Emma Barry Murphy: Week four of my 10-minute workout series has 'glorious stretches'
Emma Barry Murphy of 'Barre by Emma'. Pic Larry Cummins
As the month comes to a close, so does our four-week challenge for September Reset, though that doesn’t mean you need to say goodbye to your new exercise habit.
Barre instructor Emma Barry Murphy has covered a lot of territory over the last three weeks. In week one, it was all about dynamic stretching and mobility, core and glute activation, and the demi-plié in first position.
In week two, the focus was on pushing through, both when we don’t want to exercise and when we feel what is known as the ‘barre shake’. Last week, we reviewed pacing exercise routines, while ensuring the basics were covered.
By now, followers of the programme will have nailed down these elements, so it’s time to reward our bodies with, as Barry Murphy puts it, “some glorious stretches”.
“Stretching is something we definitely don’t do enough. We need to make sure we understand how and when to perform them.
“In the simplest explanation, when we’re warming up (about to begin exercises), we want to keep our stretches dynamic with some small movement, and then, when we’re cooling down or working on our flexibility or range of motion, we want to hold static stretches and use our breath to help us maintain these stretches.”
Barry Murphy recommends warming up with a short three-minute walk or dynamic stretching exercises, such as those we covered in week one.
It’s important not to push yourself too hard with this week’s routine, which will help you stretch muscles you may not have reached.
Take some time to praise yourself: You’ve made it through our four-week challenge
“Well done. You’ve learned the principles of barre. You’ve learned how to pulse. You’ve learned how to hold. Hopefully, you’ve brought a greater sense of core awareness to your workouts,” says Barry Murphy.
Why not continue our four-week challenge or incorporate these elements into your fitness routine? You’ve carved out 10 minutes of your day for this challenge and deserve to keep them for yourself.
If you’re a little stiff or struggle with your range of motion, an item — a rolled-up towel, long looped resistance band, or even a hoodie — that extends your arms can be helpful.
You may also need a mat or something smooth to lie on.
With all these stretches, try to hold for six to seven seconds.
- Cat/Cow: Kneel on the floor in an all-fours position, keeping your knees below your hips.
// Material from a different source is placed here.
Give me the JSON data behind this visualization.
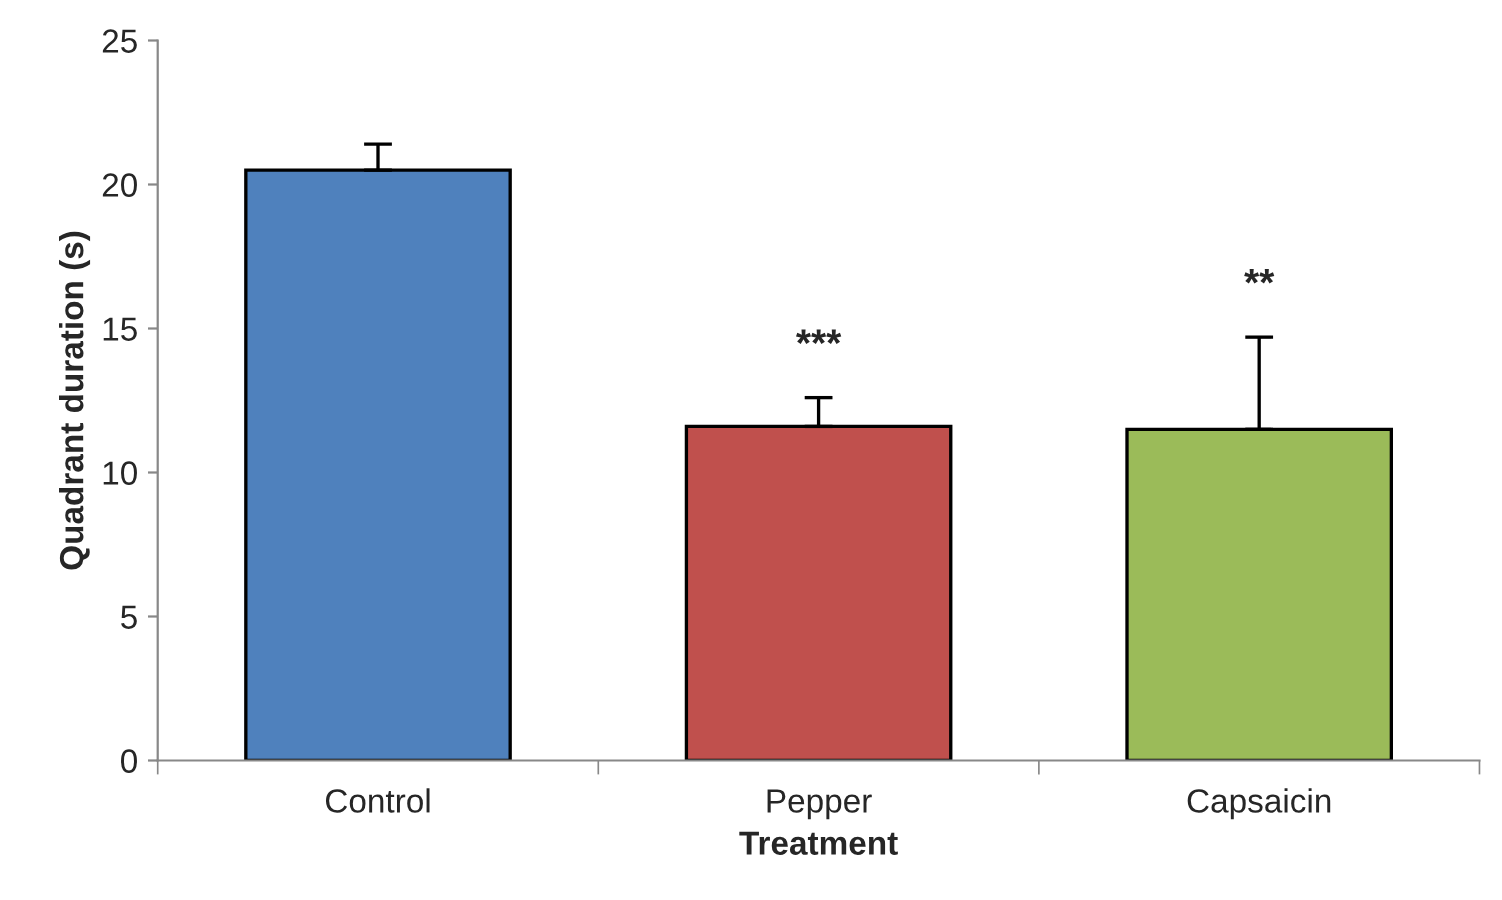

Put your hands on the floor in front, keeping them shoulder-width apart. Taking a deep inhale, lift your chest, tailbone, and eyeline while dropping your belly and relaxing your abs (cow). As you exhale, round your lower back, and tuck your chin to your chest. Draw your belly button to the spine, tilting your pelvis up (cat). Repeat three times.
- Thread the needle: Start on all fours, with your hands below your shoulders and your knees below your hips. Take your left hand and move it under your right, stretching your back as you push your hand forward. Pull out and reach your left hand upwards before repeating and swapping hands.
- Low runners’ lunge with rotation: On all fours again, step your left foot outside your hands into a low lunge stance. Your left leg should be at a 90-degree angle, keeping your knee above the ankle. Your back knee can be on or off the mat, but make sure you feel a stretch in your hip. Rotate your hip in a full circle and repeat before swapping legs.

Figure four stretch: Lay down on your back and bend your knees. Put your left foot across your right leg, scoop the back of your right leg, and pull to your chest. Repeat and swap legs.
Seated cross-legged stretch: Ensure you’re sitting up nice and tall and cross your left leg over your right. Twist toward the left leg and apply as much pressure against the thigh as possible, drawing close to the body to feel the glute stretch.
Breathing is key in these two poses — inhale and exhale deeply.

Starting in a low runner’s lunge, stay still and breathe into the pose. Keep your back knee on the floor to make it easier.
Add a lunge stretch. Make sure your pelvis is in neutral and you’re squeezing your back glutes.

From this position, hinge at the hips. Keeping your spine nice and long, you’ll want a diagonal line from the crown of the head to your tailbone. Test out the length of your leg that works for you. You may need a slight bend of the knee or keep it straight.
You can also do your hamstring stretch lying on your back with one leg bent and the other in the air. If you can’t grab your bent leg, this is where your item — a towel or looped resistance band, etc — comes in. Wrap it around your thigh, calf, or ankle and gently draw it towards you. Be sure to breathe, and if you increase the stretch, pull the leg toward you as you exhale and hold, keeping your breathing consistent.
Start in the table-top position with your hands underneath your shoulders and knees underneath your hips.
Lengthen one leg to the side in line with your hip and point your foot and toes forward in the same direction as your fingertips.
Maintain a tall spine and shift your body weight to increase the stretch. Relax and breathe as you hold the stretch.